Ok but it is the ad bit that i think we are stuck on. Let’s hope @WardBrian can offer some steer.

In BridgeStan we just declare a ChainableStack as static thread_local, in the function we call gradient inside of, see:

To be completely honest this particular thing is closer to “magic incantation” than “code I fully understand” for me

2 Likes

No black magic here :). What you do there is to make sure that there is an AD tape resource around in a given thread. If you were to use Intel TBB worker threads, then you would not need to do this.

… however… getting everything right with proper initialization exactly once per thread in a performant way… THAT was indeed a bizarre journey we had to take to find the right way to do this reliable, fast and cross-platform stable. Given the years this is now doing it’s job it was well worth the effort.

3 Likes

Yes, the particularly “magic” thing (to me anyway) is that we can create those multiple threads in another language (e.g. Julia) and this still works. That is also why we couldn’t use TBB, since we’re not making the threads necessarily

2 Likes

Dear all,

Thank you very much for all of your replies! I read Juho’s blog posts twice. They still do not touch upon the main loop over the samples. But the posts were very helpful! I found this loop in [stan/hmc_nuts_diag_e_adapt.hpp at develop · stan-dev/stan · GitHub]. Please see lines no. 263–277. It is already parallelised for shared memory using Intel’s TBB.

My questions now would be:

  1. Did you stress test it?
  2. How well does it work in forward mode and in reverse mode? (I still need to check TBB exists in the forward mode branch) → Yes, it is there. The loop is parallelised with TBB in forward mode branch.
  3. Did you have a chance to compare it with OpenMP?
  4. Why would you implement both TBB and OpenMP in Stan or OpenMP implementation is only BrigeStan specific?

If you have any performance results for shared memory, would you please share them with me? Thank you for your help and have a great day ahead!


Best wishes,
Maxim

Would you please elaborate on this? Why is there a difference between TBB and OpenMP? Thank you!

For tbb threads we register an observer thinggy which gets called whenever a tbb thread is created or destroyed, see

This observer ensures that every tbb worker thread has a ready to use ad tape.

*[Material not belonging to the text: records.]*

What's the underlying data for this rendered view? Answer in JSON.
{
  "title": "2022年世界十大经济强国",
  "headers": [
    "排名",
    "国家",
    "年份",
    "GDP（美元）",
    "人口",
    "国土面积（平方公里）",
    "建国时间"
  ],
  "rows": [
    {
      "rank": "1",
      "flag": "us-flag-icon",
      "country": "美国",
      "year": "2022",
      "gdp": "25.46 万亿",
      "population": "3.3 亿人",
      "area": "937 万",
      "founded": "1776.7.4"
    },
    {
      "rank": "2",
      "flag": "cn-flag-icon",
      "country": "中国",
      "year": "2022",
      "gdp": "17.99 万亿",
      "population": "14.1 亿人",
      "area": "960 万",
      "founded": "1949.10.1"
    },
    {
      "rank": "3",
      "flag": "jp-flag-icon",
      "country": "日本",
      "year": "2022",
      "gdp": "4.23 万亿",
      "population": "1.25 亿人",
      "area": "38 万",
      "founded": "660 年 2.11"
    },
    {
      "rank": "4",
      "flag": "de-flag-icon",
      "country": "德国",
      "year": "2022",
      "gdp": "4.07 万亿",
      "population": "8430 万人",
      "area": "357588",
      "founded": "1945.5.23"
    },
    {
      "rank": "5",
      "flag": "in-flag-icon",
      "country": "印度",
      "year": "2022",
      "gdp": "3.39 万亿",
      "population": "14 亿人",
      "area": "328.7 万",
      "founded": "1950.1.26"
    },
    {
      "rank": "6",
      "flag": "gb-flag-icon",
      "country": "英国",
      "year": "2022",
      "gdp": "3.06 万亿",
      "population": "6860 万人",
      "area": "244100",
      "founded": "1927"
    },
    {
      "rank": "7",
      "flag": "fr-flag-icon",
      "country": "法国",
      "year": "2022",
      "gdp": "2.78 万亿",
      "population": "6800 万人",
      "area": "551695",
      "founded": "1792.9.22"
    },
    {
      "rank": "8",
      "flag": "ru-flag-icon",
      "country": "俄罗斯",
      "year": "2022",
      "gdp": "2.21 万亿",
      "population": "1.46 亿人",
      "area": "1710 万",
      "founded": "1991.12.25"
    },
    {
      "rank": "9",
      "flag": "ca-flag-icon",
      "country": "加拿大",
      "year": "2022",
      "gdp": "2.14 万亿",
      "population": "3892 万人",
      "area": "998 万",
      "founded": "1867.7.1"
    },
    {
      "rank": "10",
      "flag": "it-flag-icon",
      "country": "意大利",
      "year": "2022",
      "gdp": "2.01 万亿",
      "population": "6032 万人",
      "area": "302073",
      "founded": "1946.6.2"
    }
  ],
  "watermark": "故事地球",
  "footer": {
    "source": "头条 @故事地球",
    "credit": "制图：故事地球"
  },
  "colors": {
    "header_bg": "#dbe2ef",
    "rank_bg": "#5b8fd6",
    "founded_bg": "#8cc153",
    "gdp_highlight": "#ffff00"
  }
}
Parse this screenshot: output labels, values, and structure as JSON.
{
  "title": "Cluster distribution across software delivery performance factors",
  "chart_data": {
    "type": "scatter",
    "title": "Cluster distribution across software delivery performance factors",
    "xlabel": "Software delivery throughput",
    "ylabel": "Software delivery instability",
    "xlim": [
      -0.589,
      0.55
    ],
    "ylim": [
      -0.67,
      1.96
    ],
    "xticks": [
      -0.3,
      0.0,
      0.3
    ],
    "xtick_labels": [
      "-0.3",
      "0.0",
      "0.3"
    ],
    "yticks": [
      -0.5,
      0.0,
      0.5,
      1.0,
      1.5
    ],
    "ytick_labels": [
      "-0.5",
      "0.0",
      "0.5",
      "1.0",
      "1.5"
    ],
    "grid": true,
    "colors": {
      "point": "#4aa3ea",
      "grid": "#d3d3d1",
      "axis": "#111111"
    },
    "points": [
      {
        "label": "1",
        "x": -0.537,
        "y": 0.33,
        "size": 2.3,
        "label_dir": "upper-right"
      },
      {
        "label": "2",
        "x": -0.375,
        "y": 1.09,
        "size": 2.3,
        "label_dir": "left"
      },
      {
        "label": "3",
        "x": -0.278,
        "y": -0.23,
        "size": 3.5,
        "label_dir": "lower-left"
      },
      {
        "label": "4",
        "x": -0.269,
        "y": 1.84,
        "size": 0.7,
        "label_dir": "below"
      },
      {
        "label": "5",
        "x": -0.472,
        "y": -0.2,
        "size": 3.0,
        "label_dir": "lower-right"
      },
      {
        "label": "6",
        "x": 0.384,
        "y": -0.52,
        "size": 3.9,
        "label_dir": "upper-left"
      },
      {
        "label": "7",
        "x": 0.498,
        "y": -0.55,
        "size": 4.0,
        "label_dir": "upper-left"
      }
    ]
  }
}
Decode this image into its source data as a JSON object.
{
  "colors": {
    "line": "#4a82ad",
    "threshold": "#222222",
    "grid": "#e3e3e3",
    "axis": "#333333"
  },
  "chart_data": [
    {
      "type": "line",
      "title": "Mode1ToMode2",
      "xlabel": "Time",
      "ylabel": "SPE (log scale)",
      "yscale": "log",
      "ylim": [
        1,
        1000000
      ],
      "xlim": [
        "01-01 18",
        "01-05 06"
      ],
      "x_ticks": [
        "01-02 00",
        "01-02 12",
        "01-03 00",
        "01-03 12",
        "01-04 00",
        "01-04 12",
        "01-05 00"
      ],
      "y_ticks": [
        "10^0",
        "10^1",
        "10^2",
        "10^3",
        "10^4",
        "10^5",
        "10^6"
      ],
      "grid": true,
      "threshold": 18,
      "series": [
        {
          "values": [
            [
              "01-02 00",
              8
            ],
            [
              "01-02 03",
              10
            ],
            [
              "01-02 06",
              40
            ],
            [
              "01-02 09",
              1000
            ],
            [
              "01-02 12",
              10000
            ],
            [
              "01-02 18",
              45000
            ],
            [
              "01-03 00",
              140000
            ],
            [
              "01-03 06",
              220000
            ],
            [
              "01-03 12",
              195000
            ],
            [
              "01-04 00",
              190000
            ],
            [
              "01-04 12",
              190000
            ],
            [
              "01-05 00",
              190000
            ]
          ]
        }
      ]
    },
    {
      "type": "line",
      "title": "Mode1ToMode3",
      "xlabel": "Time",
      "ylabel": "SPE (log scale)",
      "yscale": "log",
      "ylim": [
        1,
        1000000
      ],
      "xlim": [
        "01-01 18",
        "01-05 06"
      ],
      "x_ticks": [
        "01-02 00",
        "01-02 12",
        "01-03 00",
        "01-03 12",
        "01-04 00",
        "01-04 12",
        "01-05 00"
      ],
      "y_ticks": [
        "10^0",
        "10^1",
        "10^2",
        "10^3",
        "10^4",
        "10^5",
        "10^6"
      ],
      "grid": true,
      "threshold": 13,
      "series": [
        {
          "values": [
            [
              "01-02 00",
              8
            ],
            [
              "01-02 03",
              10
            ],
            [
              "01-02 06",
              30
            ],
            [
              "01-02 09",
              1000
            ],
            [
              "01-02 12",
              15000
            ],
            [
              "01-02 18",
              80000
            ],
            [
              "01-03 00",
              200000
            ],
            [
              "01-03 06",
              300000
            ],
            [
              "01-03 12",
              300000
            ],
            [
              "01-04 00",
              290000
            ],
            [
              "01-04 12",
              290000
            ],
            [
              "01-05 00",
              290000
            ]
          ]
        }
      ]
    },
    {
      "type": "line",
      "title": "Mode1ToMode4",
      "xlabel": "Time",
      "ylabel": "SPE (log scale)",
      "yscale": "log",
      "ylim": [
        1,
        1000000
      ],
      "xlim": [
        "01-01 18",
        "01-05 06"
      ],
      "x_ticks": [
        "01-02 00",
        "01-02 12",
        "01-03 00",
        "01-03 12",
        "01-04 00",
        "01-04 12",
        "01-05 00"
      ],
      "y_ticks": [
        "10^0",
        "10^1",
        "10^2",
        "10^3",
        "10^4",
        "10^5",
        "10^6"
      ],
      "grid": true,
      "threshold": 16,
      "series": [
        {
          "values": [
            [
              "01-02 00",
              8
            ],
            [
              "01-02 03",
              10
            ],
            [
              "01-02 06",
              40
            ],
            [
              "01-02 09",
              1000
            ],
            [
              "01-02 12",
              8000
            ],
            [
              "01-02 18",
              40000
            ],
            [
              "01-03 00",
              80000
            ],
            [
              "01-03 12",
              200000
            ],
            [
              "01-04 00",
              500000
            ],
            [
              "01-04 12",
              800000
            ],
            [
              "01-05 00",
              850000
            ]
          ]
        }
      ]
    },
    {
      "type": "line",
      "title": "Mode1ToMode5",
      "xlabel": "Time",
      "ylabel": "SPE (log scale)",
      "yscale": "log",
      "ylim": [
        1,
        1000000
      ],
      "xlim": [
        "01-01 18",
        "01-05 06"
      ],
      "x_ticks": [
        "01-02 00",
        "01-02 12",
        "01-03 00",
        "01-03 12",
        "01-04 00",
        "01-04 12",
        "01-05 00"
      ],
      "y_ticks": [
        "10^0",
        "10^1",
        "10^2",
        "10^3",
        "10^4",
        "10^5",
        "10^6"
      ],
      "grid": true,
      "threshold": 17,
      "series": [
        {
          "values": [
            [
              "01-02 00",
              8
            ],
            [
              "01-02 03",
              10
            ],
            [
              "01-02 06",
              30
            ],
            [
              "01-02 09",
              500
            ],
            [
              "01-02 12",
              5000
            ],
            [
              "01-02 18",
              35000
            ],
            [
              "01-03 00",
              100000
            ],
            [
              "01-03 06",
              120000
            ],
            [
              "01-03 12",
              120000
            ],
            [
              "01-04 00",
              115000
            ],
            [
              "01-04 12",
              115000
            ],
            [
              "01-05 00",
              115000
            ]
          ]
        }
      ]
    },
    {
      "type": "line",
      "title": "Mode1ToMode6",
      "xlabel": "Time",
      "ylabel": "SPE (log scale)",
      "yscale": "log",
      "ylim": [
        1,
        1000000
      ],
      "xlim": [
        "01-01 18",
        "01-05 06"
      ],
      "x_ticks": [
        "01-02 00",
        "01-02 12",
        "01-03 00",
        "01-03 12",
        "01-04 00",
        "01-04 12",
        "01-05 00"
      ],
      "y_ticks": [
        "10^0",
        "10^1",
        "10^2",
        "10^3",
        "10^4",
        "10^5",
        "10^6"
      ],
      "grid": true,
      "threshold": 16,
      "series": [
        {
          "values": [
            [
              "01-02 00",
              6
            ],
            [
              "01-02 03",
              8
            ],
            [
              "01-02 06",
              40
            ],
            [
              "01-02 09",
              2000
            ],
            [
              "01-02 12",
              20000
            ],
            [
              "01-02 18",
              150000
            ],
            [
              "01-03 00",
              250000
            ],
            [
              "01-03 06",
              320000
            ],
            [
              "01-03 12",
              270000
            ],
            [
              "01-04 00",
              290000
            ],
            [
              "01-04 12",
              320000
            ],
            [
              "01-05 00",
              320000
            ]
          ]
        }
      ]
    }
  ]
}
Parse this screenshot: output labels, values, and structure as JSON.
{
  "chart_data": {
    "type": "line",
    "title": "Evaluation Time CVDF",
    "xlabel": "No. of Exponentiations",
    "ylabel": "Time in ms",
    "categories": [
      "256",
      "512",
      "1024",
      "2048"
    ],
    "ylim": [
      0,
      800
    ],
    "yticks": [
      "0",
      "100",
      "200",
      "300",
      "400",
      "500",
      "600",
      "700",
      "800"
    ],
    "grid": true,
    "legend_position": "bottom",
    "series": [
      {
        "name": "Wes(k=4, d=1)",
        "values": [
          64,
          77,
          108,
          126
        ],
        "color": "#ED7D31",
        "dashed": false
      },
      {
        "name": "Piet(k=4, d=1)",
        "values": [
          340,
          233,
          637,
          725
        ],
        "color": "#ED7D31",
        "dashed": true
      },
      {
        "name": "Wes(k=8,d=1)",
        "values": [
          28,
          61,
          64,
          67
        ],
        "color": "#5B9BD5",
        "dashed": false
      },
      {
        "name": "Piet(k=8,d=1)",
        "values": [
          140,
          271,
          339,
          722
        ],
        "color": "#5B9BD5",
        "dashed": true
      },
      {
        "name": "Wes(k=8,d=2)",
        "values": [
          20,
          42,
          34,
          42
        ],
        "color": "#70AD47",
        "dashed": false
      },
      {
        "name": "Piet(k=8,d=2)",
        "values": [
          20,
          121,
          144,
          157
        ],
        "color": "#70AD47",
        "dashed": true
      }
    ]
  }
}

For openmp this sort of resource management does not happen (but maybe one can configure it?).

…and yeah, threads are an os thing which you can control from different languages.

1 Like

I don’t know openmp well enough but I think you can register a callback on the start of a thread via the initial-task-begin event hook?

https://www.openmp.org/spec-html/5.0/openmpsu50.html

This looks very promising as this is the same callback logic as we use for the TBB. It would probably be a nice addition to Stan-math which would make Stan OpenMP compatible. That said, there are a few more issues beyond initialisation, which is nesting and cleanup of things. Threads must take part in the same function evaluation and only nested ones derived from it can work on a set of threads (see isolation: Work Isolation — oneTBB documentation ). And once a function being autodiffed is completed and you have collected results, then you need to clean up memory.

Dear all,

Thank you for all of your replies and explanations. I see now that the ‘ad_tape_observer’ object is an important concept. I understand how it tracks the new threads via their ids. But I don’t see in the above source code the AD tape instance associated with each thread. What variable is it stored in?

My first naive implementation for OpenMP parallelism would be simply ensuring that each new thread has this AD tape instance. This can be achieved with

#pragma omp parallel private(ad_tape_instance) {

    // instantiate AD tape
    init_ad_tape(...);
    ...
}

In other words, making this object private to a thread will ensure each thread has its own AD tape. Once this simple concept works, I can think of more elaborate strategies to keep all the tapes in check. Thank you and have a good day ahead!